Надо сказать, мало какой состав на нашей сцене столь адекватен и слажен, как «Отказ». Этого не объяснишь ни жанровой «отдельностью» группы, ни длительностью ее существования; скорее всего, Суслов – истинный музыкальный демиург – крайне строго относится к любому проявлению «спустярукавничества», самому малейшему. Я иногда даже думаю, что, напусти он на себя немного внешней таинственности или придумай себе какие-то смутные увлечения, из него вполне мог выйти отечественный Роберт Фрипп. Но Роман демонстративно приземлен, визуально понятен. Даже то, что он в свободное от музыки время занимается экотуризмом, видится не причудой гения, а вполне рациональным занятием.
Да, рациональность – ключевое слово для понимания «Вежливого Отказа». Если смотришь на группу с близкого расстояния, вот как в «Марте», видно, насколько это все работа. И насколько, кстати, Суслов сотоварищи напоминают тех самых увлеченных физиков из 1960-х! Они исследуют звуковой мир, ставят эксперименты, работают, работают, работают! В свое время я сформулировал для себя ощущение от творческой манеры Суслова: «яростное любопытство». Кажется, что каждую композицию он пристально рассматривает сразу с нескольких сторон, пытаясь определить, что же он недоделал, недокрутил, недо…
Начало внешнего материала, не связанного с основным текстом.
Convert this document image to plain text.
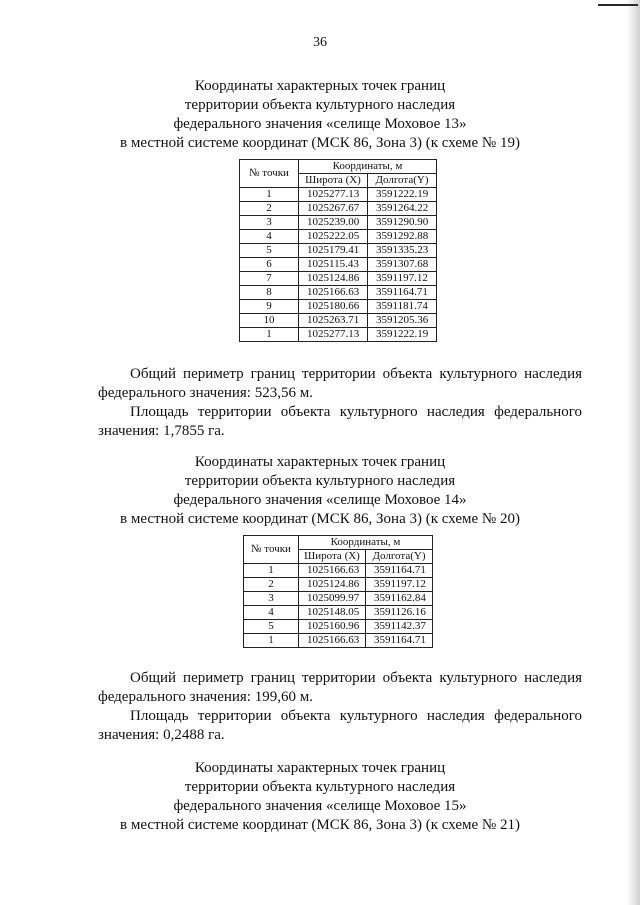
36
Координаты характерных точек границ
территории объекта культурного наследия
федерального значения «селище Моховое 13»
в местной системе координат (МСК 86, Зона 3) (к схеме № 19)
№ точки	Координаты, м	
	Широта (X)	Долгота(Y)
1	1025277.13	3591222.19
2	1025267.67	3591264.22
3	1025239.00	3591290.90
4	1025222.05	3591292.88
5	1025179.41	3591335.23
6	1025115.43	3591307.68
7	1025124.86	3591197.12
8	1025166.63	3591164.71
9	1025180.66	3591181.74
10	1025263.71	3591205.36
1	1025277.13	3591222.19

Общий периметр границ территории объекта культурного наследия

федерального значения: 523,56 м.

Площадь территории объекта культурного наследия федерального

значения: 1,7855 га.

Координаты характерных точек границ
территории объекта культурного наследия
федерального значения «селище Моховое 14»
в местной системе координат (МСК 86, Зона 3) (к схеме № 20)
№ точки	Координаты, м	
	Широта (X)	Долгота(Y)
1	1025166.63	3591164.71
2	1025124.86	3591197.12
3	1025099.97	3591162.84
4	1025148.05	3591126.16
5	1025160.96	3591142.37
1	1025166.63	3591164.71

Общий периметр границ территории объекта культурного наследия

федерального значения: 199,60 м.

Площадь территории объекта культурного наследия федерального

значения: 0,2488 га.

Координаты характерных точек границ
территории объекта культурного наследия
федерального значения «селище Моховое 15»
в местной системе координат (МСК 86, Зона 3) (к схеме № 21)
А тем временем ансамбль начал, и начал как раз с «Мы победим!» – той самой безнадежной, вопреки названию, песни, единственного «хита» группы с альбома «Военные куплеты». Как ни парадоксально, с клавишами Павла Карманова, экс-участника группы, она звучала чуть более развинченно, а вот у Максима Трефана вышла эдакая истовая академичность, и тут он оказался полной противоположностью и контрастом, скажем, залихватскому Рыженко, который по достоинству делил с Сусловым первый ряд. Вообще говоря, если раскладывать на столе диски «Отказа», то станет очевидным тяготение Романа к анатомии стихий – музыкальных, смысловых, идеологических, бытовых даже. Он работал с идеей танца («И‑и раз!»), деконструировал этнику («Этнические опыты»), много изучал поэтическую среду (песни на слова Григория Дашевского с «Косы на камень»), теперь вот такой идеей стала война. Но и она, похоже, уже позади – последние пару лет на концертах все чаще звучат фрагменты относительно новой, только оформляющейся программы «Романсы».
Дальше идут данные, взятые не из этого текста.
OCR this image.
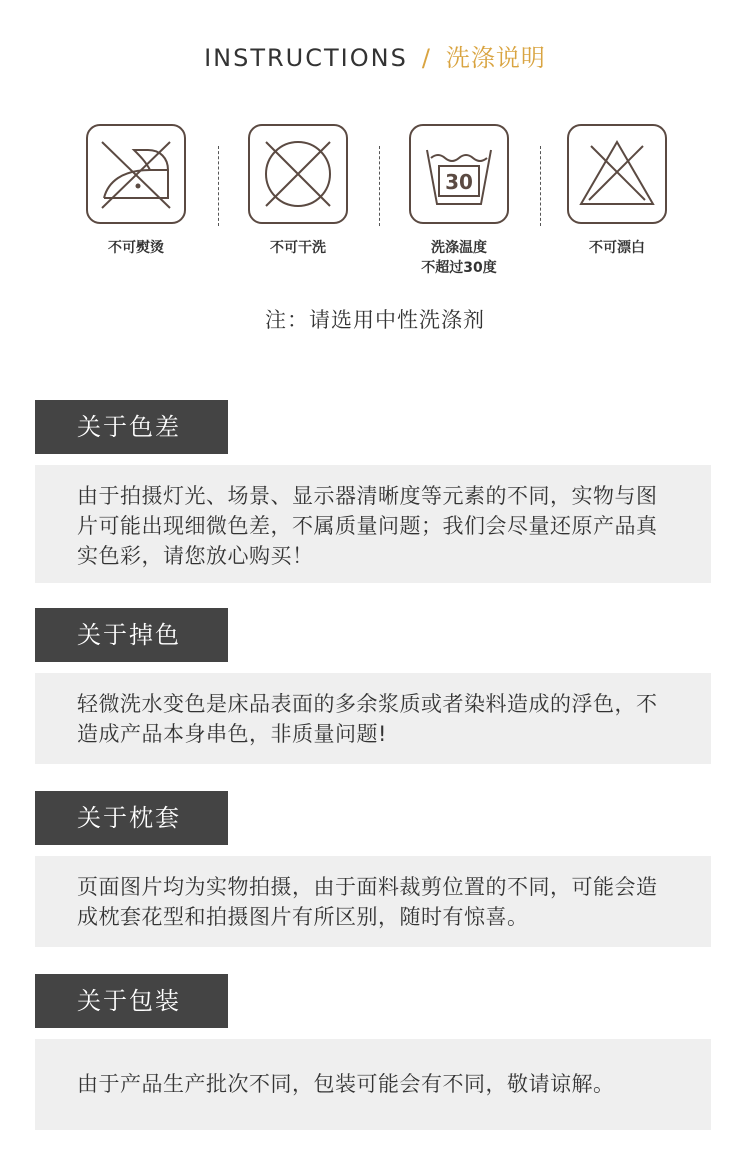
INSTRUCTIONS / 洗涤说明
不可熨烫	不可干洗
30
洗涤温度
不超过30度
不可漂白
注：请选用中性洗涤剂
关于色差
由于拍摄灯光、场景、显示器清晰度等元素的不同，实物与图片可能出现细微色差，不属质量问题；我们会尽量还原产品真实色彩，请您放心购买！
关于掉色
轻微洗水变色是床品表面的多余浆质或者染料造成的浮色，不造成产品本身串色，非质量问题!
关于枕套
页面图片均为实物拍摄，由于面料裁剪位置的不同，可能会造成枕套花型和拍摄图片有所区别，随时有惊喜。
关于包装
由于产品生产批次不同，包装可能会有不同，敬请谅解。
И тут – как раз один из них, кажется, «№ 4», прозвучал со сцены – я отчетливо понял, что слов в песнях «Отказа» не просто становится все меньше. Их место вполне гармонично занимают некие невербализованные фонемы, которые можно называть протоязыком, а можно и не называть. Когда-то Суслов говорил мне так: «Слушатель его (слово) очень хорошо привык воспринимать, на него он хорошо реагирует. Первая реакция – реакция на слово. И в этом смысле слово является деструктивным элементом для пьесы. Оно разрушает восприятие музыки. Настолько перетягивает одеяло на себя, что становится доминирующим». Трудно не согласиться, ведь который десяток лет ведутся разговоры о вербальной доминанте русского рока, о том, хорошо это или плохо. Для Суслова это просто так – и поэтому он решает проблему доступным ему способом. И решает невероятно удачно.
А пока я все это обдумывал, пока вертел в голове мысли, концерт и закончился.
У гардероба публика, обсуждавшая концерт, все пыталась нанизать «Отказ» на какую-нибудь жанровую палочку, а группа все ускользала и ускользала от дефиниций. Так и должно быть, так было и так будет всегда: на то и большая картина, чтобы всякий раз видеть ее по-разному.